Retraite à 62 ans : la fin de non-recevoir du gouvernement français
Le ministre du Travail a tranché. Un retour à l'âge légal de 62 ans ? Impossible, selon lui, d'un point de vue financier. Cette sortie ferme la porte à l'une des revendications les plus fortes de l'opposition, à quelques semaines des arbitrages budgétaires.
Publié par Loïc Cotteret
Résumé de l'article
Le ministre du Travail Jean-Pierre Farandou écarte tout retour à la retraite à 62 ans, jugé financièrement intenable, et renvoie la fixation d'un nouvel âge légal aux partenaires sociaux. Il mise sur les conclusions de la Conférence sociale pour dégager un compromis, dans un contexte budgétaire sous forte tension.
L'exécutif ne laisse plus de place au doute. Invité dimanche sur CNews, Jean-Pierre Farandou, ministre du Travail et des Solidarités, a coupé court aux spéculations sur un assouplissement de la réforme des retraites.
Interrogé sur l'hypothèse défendue par le Rassemblement national d'un retour à 62 ans, il a livré une réponse sans ambiguïté : l'équation budgétaire ne le permet pas.
Un message limpide, envoyé alors que le gouvernement doit boucler sa copie budgétaire d'ici la fin du mois.
Un refus assumé, une décision renvoyée aux partenaires sociaux
Le ministre n'a pas botté en touche sur le fond, mais il s'est bien gardé d'avancer un chiffre précis.

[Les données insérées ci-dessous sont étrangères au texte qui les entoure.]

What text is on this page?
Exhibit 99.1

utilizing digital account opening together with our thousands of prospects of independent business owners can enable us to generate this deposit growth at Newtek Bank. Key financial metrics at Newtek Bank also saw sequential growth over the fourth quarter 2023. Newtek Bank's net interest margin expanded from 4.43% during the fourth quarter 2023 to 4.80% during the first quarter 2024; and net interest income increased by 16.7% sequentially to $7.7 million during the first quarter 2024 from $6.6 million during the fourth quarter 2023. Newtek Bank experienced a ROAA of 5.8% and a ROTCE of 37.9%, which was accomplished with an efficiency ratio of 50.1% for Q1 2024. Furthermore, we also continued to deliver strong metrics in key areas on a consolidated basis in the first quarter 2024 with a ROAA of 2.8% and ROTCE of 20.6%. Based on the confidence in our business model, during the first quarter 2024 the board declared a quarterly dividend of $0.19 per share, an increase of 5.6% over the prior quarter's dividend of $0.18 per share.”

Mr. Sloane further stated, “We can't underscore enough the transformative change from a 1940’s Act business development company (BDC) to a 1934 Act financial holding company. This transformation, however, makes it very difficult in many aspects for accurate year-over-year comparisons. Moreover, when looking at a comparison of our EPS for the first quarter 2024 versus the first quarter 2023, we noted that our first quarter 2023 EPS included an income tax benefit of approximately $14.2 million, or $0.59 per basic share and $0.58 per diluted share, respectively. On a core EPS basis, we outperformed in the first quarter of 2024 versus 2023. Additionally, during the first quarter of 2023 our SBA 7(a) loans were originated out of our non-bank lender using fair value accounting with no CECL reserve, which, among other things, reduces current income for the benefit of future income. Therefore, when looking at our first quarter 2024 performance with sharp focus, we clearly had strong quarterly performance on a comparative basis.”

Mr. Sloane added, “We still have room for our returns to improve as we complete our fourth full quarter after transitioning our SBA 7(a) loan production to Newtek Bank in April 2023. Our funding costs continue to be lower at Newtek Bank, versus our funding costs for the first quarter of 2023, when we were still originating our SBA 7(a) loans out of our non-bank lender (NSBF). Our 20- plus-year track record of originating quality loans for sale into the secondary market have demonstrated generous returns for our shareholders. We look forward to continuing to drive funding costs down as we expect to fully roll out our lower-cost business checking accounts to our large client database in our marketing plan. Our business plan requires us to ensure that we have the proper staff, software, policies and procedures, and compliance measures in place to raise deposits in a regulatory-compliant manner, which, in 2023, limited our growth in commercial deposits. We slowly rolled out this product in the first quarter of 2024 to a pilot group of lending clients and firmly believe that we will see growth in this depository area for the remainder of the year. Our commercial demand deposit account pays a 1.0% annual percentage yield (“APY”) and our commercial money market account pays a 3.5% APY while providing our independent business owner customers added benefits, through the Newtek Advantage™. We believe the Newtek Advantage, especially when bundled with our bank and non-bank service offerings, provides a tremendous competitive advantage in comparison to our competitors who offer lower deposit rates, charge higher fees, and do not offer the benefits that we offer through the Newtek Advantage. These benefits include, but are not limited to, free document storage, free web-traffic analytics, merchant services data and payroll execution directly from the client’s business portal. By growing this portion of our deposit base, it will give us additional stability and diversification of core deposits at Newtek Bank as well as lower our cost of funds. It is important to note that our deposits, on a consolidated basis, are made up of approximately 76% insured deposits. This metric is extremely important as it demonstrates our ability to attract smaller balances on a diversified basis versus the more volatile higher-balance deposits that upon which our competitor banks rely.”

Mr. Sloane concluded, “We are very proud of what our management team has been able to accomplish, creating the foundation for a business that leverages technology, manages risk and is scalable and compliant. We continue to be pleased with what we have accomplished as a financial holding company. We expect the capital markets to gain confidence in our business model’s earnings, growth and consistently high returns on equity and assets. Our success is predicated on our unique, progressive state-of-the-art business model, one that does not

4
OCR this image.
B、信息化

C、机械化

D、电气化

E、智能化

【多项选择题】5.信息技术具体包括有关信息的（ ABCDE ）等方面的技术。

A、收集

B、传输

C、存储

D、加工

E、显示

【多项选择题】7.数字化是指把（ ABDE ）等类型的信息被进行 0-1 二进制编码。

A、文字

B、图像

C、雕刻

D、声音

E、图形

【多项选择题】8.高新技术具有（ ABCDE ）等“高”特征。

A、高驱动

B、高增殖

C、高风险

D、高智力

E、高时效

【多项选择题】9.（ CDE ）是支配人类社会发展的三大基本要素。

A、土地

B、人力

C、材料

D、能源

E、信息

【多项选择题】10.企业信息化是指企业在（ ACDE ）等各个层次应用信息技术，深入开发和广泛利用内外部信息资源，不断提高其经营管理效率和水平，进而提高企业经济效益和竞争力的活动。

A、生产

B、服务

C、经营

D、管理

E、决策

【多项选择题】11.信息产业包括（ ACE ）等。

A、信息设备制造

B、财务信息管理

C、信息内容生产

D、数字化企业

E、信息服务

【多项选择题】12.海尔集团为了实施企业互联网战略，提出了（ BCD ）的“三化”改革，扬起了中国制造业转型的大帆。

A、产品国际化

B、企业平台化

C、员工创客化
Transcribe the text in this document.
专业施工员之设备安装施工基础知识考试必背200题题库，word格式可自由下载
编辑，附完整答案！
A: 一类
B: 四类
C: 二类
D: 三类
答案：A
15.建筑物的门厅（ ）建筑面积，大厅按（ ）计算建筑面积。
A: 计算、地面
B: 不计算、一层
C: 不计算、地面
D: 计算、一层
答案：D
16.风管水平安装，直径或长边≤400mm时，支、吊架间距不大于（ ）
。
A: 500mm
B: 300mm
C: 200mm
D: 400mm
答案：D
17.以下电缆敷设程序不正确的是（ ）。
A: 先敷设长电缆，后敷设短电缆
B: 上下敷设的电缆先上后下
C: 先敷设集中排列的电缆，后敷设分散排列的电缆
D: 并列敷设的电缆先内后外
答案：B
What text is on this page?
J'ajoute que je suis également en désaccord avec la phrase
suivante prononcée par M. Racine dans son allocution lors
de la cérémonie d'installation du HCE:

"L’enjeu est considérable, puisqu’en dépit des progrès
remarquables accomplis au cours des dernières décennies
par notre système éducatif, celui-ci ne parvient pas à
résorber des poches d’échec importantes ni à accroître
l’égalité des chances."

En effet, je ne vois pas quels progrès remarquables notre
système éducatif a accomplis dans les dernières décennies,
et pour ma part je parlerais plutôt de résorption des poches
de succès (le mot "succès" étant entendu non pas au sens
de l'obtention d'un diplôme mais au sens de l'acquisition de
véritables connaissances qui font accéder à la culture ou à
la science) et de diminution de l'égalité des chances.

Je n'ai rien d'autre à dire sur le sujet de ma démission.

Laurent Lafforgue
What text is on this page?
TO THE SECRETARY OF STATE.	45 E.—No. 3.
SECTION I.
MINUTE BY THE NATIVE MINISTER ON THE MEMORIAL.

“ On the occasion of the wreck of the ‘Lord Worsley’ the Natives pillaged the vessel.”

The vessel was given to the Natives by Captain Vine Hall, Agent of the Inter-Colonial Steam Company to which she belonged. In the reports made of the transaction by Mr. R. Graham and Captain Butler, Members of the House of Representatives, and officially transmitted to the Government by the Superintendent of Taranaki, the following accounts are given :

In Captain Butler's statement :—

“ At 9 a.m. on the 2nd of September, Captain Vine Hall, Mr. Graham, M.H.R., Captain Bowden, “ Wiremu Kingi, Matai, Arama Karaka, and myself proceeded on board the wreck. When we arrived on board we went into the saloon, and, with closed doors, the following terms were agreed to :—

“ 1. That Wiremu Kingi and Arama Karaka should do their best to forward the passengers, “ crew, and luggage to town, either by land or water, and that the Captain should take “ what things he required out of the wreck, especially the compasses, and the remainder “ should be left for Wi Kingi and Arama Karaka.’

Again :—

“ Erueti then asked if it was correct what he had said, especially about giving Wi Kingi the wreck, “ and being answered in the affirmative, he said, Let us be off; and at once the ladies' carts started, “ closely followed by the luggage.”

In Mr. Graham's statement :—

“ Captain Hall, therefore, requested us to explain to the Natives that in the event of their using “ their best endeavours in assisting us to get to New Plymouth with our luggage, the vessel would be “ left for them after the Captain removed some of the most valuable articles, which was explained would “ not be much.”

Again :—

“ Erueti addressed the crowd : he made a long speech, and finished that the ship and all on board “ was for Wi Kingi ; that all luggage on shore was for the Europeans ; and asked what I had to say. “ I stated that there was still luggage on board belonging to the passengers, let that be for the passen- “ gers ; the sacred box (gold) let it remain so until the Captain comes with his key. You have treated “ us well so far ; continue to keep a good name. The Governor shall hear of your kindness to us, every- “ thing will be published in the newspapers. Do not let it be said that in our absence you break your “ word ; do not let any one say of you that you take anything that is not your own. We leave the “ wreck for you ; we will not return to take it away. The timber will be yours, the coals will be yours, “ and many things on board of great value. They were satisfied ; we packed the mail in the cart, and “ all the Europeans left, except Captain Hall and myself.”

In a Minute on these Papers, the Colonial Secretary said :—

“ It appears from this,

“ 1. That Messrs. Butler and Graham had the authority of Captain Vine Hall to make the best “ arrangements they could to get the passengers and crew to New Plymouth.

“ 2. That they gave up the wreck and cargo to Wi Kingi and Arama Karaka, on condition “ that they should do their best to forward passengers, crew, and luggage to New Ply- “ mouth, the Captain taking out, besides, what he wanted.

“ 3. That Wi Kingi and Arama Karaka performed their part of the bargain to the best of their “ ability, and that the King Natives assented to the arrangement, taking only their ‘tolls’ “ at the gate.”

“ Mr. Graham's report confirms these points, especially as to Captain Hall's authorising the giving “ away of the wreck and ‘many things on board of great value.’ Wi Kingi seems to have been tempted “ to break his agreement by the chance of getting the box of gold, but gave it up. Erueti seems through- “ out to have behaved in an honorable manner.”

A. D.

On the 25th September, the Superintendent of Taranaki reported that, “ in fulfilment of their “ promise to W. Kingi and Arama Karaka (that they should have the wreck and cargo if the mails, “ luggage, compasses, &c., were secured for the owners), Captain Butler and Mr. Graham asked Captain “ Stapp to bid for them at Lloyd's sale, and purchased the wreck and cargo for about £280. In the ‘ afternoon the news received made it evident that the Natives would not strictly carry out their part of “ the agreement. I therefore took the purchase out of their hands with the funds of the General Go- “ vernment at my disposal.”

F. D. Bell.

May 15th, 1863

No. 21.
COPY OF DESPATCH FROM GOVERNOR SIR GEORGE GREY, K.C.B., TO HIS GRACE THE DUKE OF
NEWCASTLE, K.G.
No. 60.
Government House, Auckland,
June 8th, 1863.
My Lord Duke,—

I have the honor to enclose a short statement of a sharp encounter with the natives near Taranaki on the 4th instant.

Selon lui, fixer un nouvel âge légal reviendrait à court-circuiter les négociations en cours entre patronat et syndicats.
Il préfère donc laisser cette responsabilité aux partenaires sociaux, tout en affirmant sans détour que le système actuel a atteint ses limites.
Retraites, santé, aides sociales : pour Farandou, aucun pan de la protection sociale ne peut échapper à une remise à plat.
Un argument historique pour légitimer la fermeté
Pour appuyer sa position, le ministre a convoqué l'histoire.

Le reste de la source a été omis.